Is it possible for me to upload the values to MySQL of each selected and then when retrieving them I'd have to check between the list and match with the ones that have been uploaded to MySQL and then if so use the checked="yes" in the input? I'm using PHP as well.

1
Store them as a string with a delimeter in betweenDarkBee
I wouldn't store them as delimiter separated list. I propose to use a separate table for those values.VMai

1 Answers

1
votes

The checkbox simply tells you if something is ... wait for it... checked or not. There is one possible value you would get from checking a box and that is that the checkbox has been checked. You will receive nothing if it isn't checked.

The first thing you need to do is make sure the checkbox's state can actually be checked. That means you need to name the checkboxes and don't put a value in them.

<li><input type="checkbox" name="nutrition">Nutrition</li>
<li><input type="checkbox" name="weight_loss">Weight Loss</li>
<li><input type="checkbox" name="fitness">Fitness</li>
<li><input type="checkbox" name="lifestyle">Lifestyle</li>

Now the php that will be checking to see if these are checked or not will look something like:

if (isset($_POST['nutrition']))
{
    //Code to process nutrition being checked
}

That's all - you do that for each one that you have.
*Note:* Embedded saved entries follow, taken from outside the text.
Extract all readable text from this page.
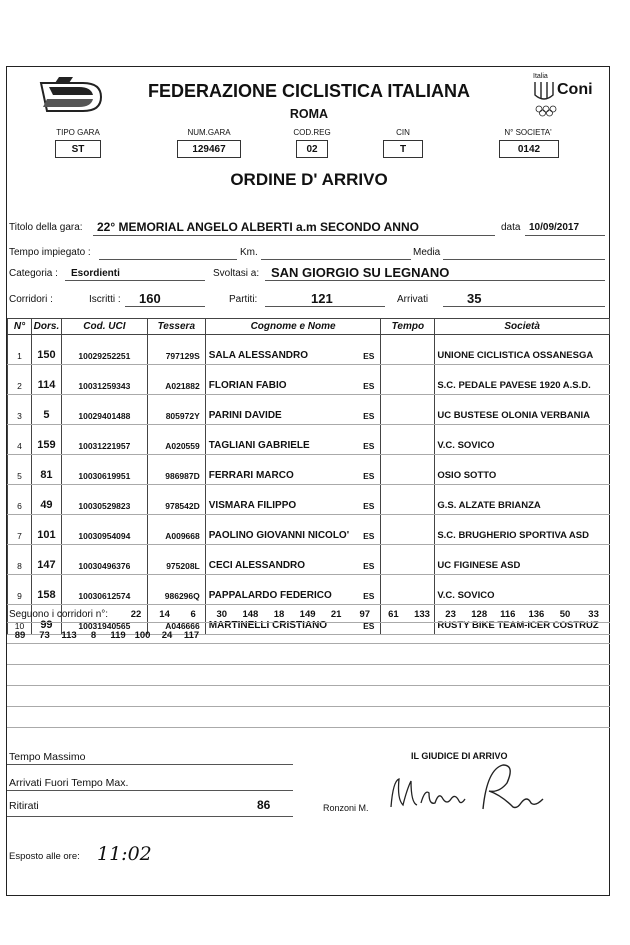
Italia
Coni
FEDERAZIONE CICLISTICA ITALIANA
ROMA
TIPO GARA
ST
NUM.GARA
129467
COD.REG
02
CIN
T
N° SOCIETA'
0142
ORDINE D' ARRIVO
Titolo della gara: 22° MEMORIAL ANGELO ALBERTI a.m SECONDO ANNO	data 10/09/2017
Tempo impiegato :	Km.	Media
Categoria : Esordienti	Svoltasi a: SAN GIORGIO SU LEGNANO
Corridori :	Iscritti : 160	Partiti:	121	Arrivati	35
N°	Dors.	Cod. UCI	Tessera	Cognome e Nome	Tempo	Società
1	150	10029252251	797129S	SALA ALESSANDRO ES		UNIONE CICLISTICA OSSANESGA
2	114	10031259343	A021882	FLORIAN FABIO ES		S.C. PEDALE PAVESE 1920 A.S.D.
3	5	10029401488	805972Y	PARINI DAVIDE ES		UC BUSTESE OLONIA VERBANIA
4	159	10031221957	A020559	TAGLIANI GABRIELE ES		V.C. SOVICO
5	81	10030619951	986987D	FERRARI MARCO ES		OSIO SOTTO
6	49	10030529823	978542D	VISMARA FILIPPO ES		G.S. ALZATE BRIANZA
7	101	10030954094	A009668	PAOLINO GIOVANNI NICOLO' ES		S.C. BRUGHERIO SPORTIVA ASD
8	147	10030496376	975208L	CECI ALESSANDRO ES		UC FIGINESE ASD
9	158	10030612574	986296Q	PAPPALARDO FEDERICO ES		V.C. SOVICO
10	99	10031940565	A046666	MARTINELLI CRISTIANO ES		RUSTY BIKE TEAM-ICER COSTRUZ
Seguono i corridori n°:	22	14	6	30	148	18	149	21	97	61	133	23	128	116	136	50	33
89	73	113	8	119 100	24	117
Tempo Massimo
Arrivati Fuori Tempo Max.
Ritirati	86
IL GIUDICE DI ARRIVO
Ronzoni M.
Esposto alle ore: 11:02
As far as the database, since you think you'll be modifying the types, then you should create a separate table that relates someone checking one of these checkboxes to another record that has the related information.

For example, you have one table that shows a person:

  • person_id = auto-incremented integer as primary key
  • person_name = string/nvarchar/whatever

That's the person table. The next table would be your lookup table:

  • c_pk = autoincremented integer as primary key
  • c_checkbox_id = integer that relates to another table that stores the types of checkboxes you have
  • c_person_id = the id of the person the checkbox_id relates to

The last table would be the table that holds the type of checkboxes:

  • checkbox_id = autoincremented integer as primary key
  • checkbox_name = string representing name of checkbox (nutrition, weight loss, fitness et al)

That's how you lay it out so that you can add more at any time. You can also build your checkbox list dynamically by querying the table that holds all the checkbox names.

It's a bit much if you are just starting in programming and databases, but it is most definitely the right way to do it.